Sherman is first. But what's that worth?
It finally happened. Democratic Rep. Brad Sherman of California on Wednesday filed the first article of impeachment against President Trump. And no, it probably won’t go anywhere. But the first resolutions calling for the impeachment of Richard Nixon and Bill Clinton didn’t yield results either. In fact, they focused on entirely different alleged wrongdoings.
In July 1973, Rep. Robert Drinan, a Democrat from Massachusetts, called for Nixon’s impeachment—not for Watergate, but for issues surrounding the war in Vietnam. While Drinan was lonely, drawing no cosponsors, legions of Democratic members soon introduced their own resolutions pertaining to the Watergate revelations. Nixon resigned before the vote could take place.

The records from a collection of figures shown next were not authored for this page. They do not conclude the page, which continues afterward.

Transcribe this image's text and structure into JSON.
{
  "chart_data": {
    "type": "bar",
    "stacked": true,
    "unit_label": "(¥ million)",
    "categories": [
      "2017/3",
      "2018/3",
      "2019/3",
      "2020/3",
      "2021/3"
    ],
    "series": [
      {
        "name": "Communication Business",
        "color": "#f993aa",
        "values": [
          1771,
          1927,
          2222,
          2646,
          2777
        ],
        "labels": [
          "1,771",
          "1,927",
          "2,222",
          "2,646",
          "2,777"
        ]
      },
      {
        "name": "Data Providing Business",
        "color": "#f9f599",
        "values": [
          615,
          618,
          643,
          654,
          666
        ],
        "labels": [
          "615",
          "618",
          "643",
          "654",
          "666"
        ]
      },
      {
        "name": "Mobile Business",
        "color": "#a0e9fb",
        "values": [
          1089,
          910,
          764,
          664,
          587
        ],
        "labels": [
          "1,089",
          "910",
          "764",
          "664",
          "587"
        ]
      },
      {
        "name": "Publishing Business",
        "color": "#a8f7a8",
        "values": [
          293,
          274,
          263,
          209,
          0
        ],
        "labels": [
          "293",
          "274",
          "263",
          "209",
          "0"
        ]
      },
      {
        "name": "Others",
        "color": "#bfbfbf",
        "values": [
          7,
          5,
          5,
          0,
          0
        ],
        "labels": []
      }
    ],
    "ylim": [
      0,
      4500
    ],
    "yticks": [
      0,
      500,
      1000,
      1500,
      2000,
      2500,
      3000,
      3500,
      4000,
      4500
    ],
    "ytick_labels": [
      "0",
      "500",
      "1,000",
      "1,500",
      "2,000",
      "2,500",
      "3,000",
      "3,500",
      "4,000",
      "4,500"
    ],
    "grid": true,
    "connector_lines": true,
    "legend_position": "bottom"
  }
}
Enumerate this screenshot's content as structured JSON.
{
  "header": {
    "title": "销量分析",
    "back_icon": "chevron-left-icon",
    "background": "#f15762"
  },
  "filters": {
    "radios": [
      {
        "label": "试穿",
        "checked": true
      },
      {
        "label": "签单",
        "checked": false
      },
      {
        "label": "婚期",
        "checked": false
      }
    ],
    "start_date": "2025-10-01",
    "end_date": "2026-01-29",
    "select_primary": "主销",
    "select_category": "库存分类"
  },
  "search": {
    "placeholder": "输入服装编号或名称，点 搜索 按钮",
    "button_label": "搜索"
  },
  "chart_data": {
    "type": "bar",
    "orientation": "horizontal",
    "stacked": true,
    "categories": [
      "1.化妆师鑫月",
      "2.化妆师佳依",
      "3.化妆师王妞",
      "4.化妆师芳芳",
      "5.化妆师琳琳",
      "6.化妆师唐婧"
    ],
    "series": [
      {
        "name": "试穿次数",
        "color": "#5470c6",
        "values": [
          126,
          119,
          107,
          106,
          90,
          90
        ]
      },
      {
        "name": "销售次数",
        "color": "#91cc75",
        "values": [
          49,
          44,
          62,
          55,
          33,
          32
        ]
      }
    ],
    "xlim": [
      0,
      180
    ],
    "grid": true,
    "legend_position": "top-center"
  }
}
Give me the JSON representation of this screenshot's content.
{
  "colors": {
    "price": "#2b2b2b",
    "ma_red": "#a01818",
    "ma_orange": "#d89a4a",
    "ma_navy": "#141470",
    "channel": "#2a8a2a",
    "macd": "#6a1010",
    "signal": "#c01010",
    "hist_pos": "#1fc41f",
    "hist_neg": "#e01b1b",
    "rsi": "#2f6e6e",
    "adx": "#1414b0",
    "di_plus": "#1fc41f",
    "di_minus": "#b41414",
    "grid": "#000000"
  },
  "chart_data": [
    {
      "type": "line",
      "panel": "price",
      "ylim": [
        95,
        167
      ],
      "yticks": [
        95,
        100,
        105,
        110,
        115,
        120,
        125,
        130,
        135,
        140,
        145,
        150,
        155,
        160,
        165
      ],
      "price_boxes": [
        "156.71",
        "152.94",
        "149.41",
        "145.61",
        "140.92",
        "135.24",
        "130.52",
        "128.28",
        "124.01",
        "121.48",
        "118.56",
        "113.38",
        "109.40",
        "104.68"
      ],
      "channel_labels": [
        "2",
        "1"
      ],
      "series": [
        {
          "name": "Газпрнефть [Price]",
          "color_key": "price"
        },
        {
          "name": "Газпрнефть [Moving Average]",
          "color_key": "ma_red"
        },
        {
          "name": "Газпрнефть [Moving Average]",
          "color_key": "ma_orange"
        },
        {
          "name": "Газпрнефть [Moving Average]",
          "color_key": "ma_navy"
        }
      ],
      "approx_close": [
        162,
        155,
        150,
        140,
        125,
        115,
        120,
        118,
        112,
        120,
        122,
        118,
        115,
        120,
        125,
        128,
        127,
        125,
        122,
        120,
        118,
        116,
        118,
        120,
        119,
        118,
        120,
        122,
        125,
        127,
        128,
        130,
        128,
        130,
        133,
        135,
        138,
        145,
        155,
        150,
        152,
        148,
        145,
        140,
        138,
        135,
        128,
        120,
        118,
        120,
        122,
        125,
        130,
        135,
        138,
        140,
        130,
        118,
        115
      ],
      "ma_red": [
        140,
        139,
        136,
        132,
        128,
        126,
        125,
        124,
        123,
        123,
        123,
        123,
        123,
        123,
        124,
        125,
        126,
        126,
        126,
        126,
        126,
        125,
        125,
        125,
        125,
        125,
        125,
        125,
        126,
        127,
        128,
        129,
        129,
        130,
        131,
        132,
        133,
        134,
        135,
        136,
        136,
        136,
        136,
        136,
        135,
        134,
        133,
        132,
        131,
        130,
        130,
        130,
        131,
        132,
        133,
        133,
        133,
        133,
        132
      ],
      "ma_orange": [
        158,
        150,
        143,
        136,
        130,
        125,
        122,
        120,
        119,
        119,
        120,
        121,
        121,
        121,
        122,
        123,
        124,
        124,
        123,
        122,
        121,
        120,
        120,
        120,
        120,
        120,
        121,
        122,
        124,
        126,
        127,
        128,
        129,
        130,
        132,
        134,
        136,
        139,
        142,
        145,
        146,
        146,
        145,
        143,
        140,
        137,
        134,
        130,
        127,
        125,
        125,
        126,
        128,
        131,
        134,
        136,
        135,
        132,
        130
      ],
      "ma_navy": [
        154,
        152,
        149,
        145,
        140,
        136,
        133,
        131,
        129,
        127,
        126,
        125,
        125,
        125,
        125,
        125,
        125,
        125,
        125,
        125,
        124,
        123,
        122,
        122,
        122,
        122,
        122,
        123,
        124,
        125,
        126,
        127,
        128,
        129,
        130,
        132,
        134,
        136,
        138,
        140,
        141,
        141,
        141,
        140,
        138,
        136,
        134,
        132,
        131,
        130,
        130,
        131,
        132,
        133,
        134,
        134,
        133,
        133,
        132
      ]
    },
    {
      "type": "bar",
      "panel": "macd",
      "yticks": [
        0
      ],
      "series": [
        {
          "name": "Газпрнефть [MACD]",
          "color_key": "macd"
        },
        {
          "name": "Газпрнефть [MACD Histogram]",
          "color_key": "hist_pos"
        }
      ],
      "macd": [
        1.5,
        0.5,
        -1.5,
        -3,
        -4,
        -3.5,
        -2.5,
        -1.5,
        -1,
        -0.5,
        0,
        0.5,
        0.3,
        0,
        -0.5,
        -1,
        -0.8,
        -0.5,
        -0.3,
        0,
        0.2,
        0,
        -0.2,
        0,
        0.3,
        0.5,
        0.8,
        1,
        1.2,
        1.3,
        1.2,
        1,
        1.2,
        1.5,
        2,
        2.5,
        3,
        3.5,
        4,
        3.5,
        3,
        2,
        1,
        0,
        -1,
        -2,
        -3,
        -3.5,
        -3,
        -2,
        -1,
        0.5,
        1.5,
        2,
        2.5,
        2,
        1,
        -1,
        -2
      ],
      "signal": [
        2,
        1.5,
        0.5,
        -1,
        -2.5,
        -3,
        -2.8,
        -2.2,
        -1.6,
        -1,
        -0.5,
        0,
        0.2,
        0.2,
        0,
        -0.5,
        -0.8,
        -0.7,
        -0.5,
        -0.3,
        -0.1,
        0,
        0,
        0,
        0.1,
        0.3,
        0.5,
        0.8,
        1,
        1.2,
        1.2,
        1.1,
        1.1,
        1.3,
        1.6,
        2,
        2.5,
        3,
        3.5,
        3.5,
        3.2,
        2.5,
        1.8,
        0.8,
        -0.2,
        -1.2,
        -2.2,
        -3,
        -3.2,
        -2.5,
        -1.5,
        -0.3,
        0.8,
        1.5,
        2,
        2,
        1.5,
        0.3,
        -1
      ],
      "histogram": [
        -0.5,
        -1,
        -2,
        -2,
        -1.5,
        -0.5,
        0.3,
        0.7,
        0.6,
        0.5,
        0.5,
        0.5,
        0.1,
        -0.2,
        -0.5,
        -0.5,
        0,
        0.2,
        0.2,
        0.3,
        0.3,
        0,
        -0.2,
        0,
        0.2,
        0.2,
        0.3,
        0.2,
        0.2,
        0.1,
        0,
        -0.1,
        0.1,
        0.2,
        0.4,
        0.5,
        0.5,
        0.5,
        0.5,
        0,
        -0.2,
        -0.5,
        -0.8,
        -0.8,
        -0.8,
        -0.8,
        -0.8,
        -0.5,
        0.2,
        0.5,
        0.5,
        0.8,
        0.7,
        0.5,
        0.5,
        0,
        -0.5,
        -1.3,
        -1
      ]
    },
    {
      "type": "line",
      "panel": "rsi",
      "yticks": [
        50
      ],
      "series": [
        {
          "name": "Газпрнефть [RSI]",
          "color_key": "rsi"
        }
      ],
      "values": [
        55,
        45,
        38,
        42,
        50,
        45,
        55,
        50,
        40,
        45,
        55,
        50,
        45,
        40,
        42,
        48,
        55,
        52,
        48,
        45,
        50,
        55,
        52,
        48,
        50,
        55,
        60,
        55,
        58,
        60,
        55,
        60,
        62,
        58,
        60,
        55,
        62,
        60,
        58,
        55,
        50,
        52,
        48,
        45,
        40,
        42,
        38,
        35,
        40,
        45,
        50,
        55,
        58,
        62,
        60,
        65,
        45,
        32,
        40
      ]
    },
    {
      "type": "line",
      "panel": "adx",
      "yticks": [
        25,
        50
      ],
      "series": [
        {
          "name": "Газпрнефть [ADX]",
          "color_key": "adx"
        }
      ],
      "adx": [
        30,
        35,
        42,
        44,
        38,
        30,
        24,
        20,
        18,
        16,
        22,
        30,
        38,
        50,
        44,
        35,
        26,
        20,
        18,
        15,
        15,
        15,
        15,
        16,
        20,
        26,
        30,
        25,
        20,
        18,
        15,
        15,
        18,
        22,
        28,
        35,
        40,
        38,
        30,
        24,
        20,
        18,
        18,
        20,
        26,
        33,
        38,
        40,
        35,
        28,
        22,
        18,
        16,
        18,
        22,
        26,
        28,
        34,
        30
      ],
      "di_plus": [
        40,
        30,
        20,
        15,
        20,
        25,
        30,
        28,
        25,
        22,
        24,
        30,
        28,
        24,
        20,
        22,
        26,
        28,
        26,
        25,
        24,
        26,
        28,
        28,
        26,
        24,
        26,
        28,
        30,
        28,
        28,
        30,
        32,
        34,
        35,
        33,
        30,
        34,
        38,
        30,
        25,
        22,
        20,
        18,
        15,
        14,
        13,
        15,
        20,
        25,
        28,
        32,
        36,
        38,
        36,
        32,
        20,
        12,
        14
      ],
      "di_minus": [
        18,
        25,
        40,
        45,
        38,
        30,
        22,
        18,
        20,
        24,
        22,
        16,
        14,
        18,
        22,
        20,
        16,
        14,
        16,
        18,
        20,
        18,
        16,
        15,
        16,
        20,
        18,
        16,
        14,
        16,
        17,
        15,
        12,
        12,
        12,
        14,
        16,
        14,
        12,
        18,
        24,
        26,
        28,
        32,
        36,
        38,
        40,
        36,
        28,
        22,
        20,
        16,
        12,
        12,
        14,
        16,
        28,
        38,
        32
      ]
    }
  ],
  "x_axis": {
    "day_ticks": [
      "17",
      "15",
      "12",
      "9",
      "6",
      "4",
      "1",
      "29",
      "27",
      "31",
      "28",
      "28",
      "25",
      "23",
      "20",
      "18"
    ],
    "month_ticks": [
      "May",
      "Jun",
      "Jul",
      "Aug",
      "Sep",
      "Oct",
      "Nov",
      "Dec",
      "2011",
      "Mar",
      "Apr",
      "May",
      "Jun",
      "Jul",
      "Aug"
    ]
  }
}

In the 105th Congress, Republican Rep. Bob Barr of Georgia filed the first call for Clinton’s removal at the end of 1997—weeks before the Monica Lewinsky scandal broke. He cited more general evidence that Clinton “has engaged in a systemic effort to obstruct, undermine, and compromise the legitimate and proper functions and processes of the executive branch.” Thirty-one members agreed enough to cosponsor. Barr would later serve as an impeachment manager in Clinton’s Senate trial—probably something that Sherman shouldn’t plan on in a Republican Congress.
For Kasowitz, Trump a blessing and a curse
Representing the president is undoubtedly a badge of honor. But as President Trump’s attorney Marc Kasowitz is learning, it can also be an albatross. Given his new notoriety, ProPublica did some reporting on Kasowitz, learning that his ongoing drinking may hinder his ability to get a security clearance.
And now, his firm’s opponents in court are bringing up Kasowitz’s most famous client. As first flagged by The National Law Journal, a South Florida business formerly represented by Kasowitz Benson Torres is suing the firm for malpractice, fraud, and misconduct.
The complaint refers to Kasowitz Benson Torres as a “headline-grabbing New York–based law firm” that didn’t deliver “legal services commensurate with a law firm that represents the President of the United States.”
Later, the plaintiffs refer to Kasowitz, who “has received recent notoriety as the leader of President Donald Trump’s outside legal team. Based on the biographical information for Mr. Kasowitz on the firm’s website, any prospective client would expect to get the type of top-flight representation that one would expect from the President’s law firm.”
The complaint also notes that partners in Kasowitz’s firm bill up to $1,250 per hour.